Il legame con l'Argentina, l'amore per il Livorno e i temi d'attualità. C'è tutto questo nella chiacchierata di Cristiano Lucarelli con il canale YouTube del collega argentino Rodrigo Rea, dove la bandiera del club toscano tocca il tema a lui molto caro del senso di appartenenza: "Oggi quel senso di appartenenza si è perso. Il calcio è globale e le società hanno bisogno di fare affari e plusvalenze per la salute del club. È difficile oggi vedere un 'calciatore bandiera' come Totti alla Roma, Del Piero alla Juve, Maldini al Milan o io al Livorno. Ormai è il lato economico a muovere tutto, è la benzina dei club e si cerca solo di incassare milioni".
Il discorso si sposta poi anche su Diego Armando Mardona: "Maradona è il calcio. Quando pensi al calcio, non puoi non pensare a Diego. Ho giocato due anni a Napoli e so cosa rappresenta lì.

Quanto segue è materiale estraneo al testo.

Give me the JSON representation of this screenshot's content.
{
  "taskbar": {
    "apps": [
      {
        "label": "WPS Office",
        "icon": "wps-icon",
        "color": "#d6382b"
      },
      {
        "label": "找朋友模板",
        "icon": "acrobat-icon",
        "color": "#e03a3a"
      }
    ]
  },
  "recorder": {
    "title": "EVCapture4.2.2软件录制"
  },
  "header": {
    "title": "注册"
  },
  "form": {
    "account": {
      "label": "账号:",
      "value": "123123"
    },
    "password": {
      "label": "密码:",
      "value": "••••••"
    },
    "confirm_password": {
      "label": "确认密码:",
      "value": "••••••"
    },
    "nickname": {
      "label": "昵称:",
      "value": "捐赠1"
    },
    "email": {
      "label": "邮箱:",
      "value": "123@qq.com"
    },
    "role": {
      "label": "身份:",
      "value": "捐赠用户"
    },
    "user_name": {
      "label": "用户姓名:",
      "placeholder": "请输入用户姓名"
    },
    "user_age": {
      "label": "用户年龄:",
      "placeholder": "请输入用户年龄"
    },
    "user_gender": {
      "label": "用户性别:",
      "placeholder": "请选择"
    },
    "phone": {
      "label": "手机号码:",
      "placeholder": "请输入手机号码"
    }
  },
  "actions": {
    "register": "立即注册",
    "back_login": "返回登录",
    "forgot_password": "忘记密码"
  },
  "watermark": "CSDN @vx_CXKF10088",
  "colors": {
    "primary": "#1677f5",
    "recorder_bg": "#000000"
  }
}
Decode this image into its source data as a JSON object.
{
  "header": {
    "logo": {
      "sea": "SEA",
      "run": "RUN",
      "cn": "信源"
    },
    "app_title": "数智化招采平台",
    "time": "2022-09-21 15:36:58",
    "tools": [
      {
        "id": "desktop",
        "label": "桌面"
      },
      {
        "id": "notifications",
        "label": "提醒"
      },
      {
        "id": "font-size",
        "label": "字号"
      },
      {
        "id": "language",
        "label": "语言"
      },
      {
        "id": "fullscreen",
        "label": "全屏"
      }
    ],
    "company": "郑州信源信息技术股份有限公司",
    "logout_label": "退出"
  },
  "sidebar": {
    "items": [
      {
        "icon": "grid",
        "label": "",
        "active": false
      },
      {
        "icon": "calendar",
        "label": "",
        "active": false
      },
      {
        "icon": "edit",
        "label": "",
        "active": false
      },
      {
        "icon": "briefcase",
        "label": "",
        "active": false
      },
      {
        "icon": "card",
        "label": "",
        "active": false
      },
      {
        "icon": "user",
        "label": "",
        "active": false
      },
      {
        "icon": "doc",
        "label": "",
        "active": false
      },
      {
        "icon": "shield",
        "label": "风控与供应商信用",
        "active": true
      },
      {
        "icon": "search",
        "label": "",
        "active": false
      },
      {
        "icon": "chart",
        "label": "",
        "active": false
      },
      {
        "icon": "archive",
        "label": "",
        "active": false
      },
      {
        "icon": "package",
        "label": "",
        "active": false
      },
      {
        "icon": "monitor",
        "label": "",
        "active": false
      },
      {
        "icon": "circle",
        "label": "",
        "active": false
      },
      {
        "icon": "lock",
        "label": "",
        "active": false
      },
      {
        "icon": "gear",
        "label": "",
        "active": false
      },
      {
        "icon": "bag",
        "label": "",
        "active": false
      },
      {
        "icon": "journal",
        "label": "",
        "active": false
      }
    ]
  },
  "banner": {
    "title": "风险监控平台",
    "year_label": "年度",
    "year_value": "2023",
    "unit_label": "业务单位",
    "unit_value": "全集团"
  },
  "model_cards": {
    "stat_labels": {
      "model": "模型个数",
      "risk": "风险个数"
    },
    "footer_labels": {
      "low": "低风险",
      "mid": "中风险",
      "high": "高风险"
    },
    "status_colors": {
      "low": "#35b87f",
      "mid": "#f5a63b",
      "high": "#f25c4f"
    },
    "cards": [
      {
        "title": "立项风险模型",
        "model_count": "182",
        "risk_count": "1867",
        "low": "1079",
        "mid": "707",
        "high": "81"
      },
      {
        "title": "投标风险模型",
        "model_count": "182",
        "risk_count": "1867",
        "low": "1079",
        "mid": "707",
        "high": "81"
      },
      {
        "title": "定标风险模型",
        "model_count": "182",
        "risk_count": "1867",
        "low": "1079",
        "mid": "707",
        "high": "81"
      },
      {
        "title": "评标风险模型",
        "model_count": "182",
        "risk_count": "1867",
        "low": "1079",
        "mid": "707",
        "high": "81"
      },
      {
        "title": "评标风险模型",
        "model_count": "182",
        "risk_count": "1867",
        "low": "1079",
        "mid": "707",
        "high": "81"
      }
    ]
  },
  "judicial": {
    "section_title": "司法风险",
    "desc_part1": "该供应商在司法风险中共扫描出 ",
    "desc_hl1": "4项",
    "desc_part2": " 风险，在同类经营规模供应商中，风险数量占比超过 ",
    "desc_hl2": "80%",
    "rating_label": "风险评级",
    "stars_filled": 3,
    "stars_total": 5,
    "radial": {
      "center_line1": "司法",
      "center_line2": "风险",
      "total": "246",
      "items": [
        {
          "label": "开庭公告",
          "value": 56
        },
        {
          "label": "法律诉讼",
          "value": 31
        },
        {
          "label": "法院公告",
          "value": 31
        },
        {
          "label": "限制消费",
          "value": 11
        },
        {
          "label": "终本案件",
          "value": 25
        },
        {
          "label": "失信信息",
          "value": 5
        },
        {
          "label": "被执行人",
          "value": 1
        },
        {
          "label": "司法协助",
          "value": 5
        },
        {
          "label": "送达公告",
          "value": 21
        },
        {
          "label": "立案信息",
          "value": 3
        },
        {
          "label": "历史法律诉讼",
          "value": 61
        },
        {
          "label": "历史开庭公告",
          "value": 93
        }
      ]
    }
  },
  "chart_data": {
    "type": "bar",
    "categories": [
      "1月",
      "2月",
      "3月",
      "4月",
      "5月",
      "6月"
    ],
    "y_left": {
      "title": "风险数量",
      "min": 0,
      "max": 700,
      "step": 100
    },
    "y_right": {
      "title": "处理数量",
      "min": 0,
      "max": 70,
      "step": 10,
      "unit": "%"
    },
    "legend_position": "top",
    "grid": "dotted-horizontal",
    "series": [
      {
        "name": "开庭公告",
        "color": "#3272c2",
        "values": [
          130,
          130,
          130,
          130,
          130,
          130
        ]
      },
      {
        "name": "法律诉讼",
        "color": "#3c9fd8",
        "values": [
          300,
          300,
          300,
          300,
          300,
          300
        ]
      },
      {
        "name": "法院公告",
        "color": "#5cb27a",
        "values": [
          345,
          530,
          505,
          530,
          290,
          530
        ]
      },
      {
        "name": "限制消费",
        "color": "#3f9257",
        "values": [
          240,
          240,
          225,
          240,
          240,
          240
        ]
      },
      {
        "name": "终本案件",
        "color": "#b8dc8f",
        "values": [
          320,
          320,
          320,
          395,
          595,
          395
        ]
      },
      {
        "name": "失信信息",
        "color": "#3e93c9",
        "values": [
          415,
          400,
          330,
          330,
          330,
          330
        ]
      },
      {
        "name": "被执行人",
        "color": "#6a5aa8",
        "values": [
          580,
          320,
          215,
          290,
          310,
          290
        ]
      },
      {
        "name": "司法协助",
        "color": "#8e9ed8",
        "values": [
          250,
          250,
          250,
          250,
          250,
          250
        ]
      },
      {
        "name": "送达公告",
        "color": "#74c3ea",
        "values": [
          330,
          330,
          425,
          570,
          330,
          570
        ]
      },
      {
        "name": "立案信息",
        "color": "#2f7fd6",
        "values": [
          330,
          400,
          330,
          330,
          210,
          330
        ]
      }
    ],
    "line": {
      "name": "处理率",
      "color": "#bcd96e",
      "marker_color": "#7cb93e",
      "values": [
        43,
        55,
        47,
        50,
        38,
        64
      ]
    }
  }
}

Nella storia del calcio c'è stato un solo calciatore capace di vincere le partite da solo: Diego Armando Maradona. Era fantastico. Il Napoli in cui giocava lui era diverso da quello di oggi. Maradona, Careca e Alemao erano gli unici di livello internazionale, a differenza di Milan, Inter o Juve. Diego ha vinto due scudetti praticamente da solo. È il giocatore più amato dai tifosi di ogni squadra. In Italia tutti aspettavano la domenica per vedere una sua giocata, qualcosa que inventava dal nulla. Ti chiedevi: 'Ma come ha fatto?'. Non era normale quello che faceva".